Schnell ein Blick ins Programmheft: Von einem „leidenschaftlichen Epos von Vergangenheit und Zukunft der großen Städte“ ist da die Rede. In der ersten Szene, so heißt es weiter, würden Straßenkids Schattenboxen trainieren. Ach so. In der zweiten Szene treffe dann ein fliehender Junge auf einen anderen Jungen mit bandagierten Augen. Wie bitte? Tatsächlich, da sehen zwei anders aus als alle anderen. Ein Junge rast unmotiviert und mit ängstlich aufgerissenen Augen durch die Schwarz-Weiß-Kulisse. Doch der andere ist eindeutig ein Mädchen – klar identifizierbar an den Rundungen und der kreischhohen Stimme. Das Programmheft wird wieder zugeklappt.

Auch gut, wir sind ja aufgeklärte Bürger, haben schon mal was von dem spannungsvollen Verhältnis zwischen Individuum und Gesellschaft im Allgemeinen und in Japan im Besonderen gehört. Dort zählt das Kollektiv angeblich mehr als der Einzelne, dort gibt es Drill und Disziplin statt Freiheit und Individualität. Was die Bilder bestätigen: Die zwei Außenseiter haben es wirklich nicht einfach. Der sehende Junge wird verfolgt und entdeckt und ersticht in Notwehr seine Häscher. Rotes Wasser fließt dekorativ aus dem Hahn. Dem blinden Mädchen, das sich trotz ihrer Behinderung selbstbewusst bewegt, öffnet er die Augen. Daraufhin stolpert sie nur noch mit entsetzt aufgerissenen Augen herum. Zum Schluss hallen ihre verzweifelten Schreie allein auf der verlassenen Bühne.

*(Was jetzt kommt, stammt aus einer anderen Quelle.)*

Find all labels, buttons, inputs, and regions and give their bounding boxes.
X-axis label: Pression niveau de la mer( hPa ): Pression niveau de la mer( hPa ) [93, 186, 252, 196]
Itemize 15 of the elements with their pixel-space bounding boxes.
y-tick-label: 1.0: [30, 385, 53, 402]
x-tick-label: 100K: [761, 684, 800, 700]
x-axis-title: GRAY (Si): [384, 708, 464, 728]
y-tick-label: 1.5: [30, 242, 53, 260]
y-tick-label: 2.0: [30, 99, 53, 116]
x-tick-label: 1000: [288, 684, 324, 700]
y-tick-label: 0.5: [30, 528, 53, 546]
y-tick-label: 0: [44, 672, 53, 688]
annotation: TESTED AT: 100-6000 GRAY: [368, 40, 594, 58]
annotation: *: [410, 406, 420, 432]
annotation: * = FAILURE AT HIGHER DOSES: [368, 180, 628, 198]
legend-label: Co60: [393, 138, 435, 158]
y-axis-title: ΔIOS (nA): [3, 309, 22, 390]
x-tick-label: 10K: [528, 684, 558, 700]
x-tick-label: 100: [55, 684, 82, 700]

Die Masse gibt Sicherheit, der Einzelne ist nichts ohne sie. Oder genau umgekehrt? Ratlos verlässt man dieses Spektakel. Ist das No-Theater? Vielleicht soll es hier nichts zu fragen und zu antworten geben, vielleicht hat man hier ganz einfach ein Konzert mit aufwändiger Bühnenshow gesehen.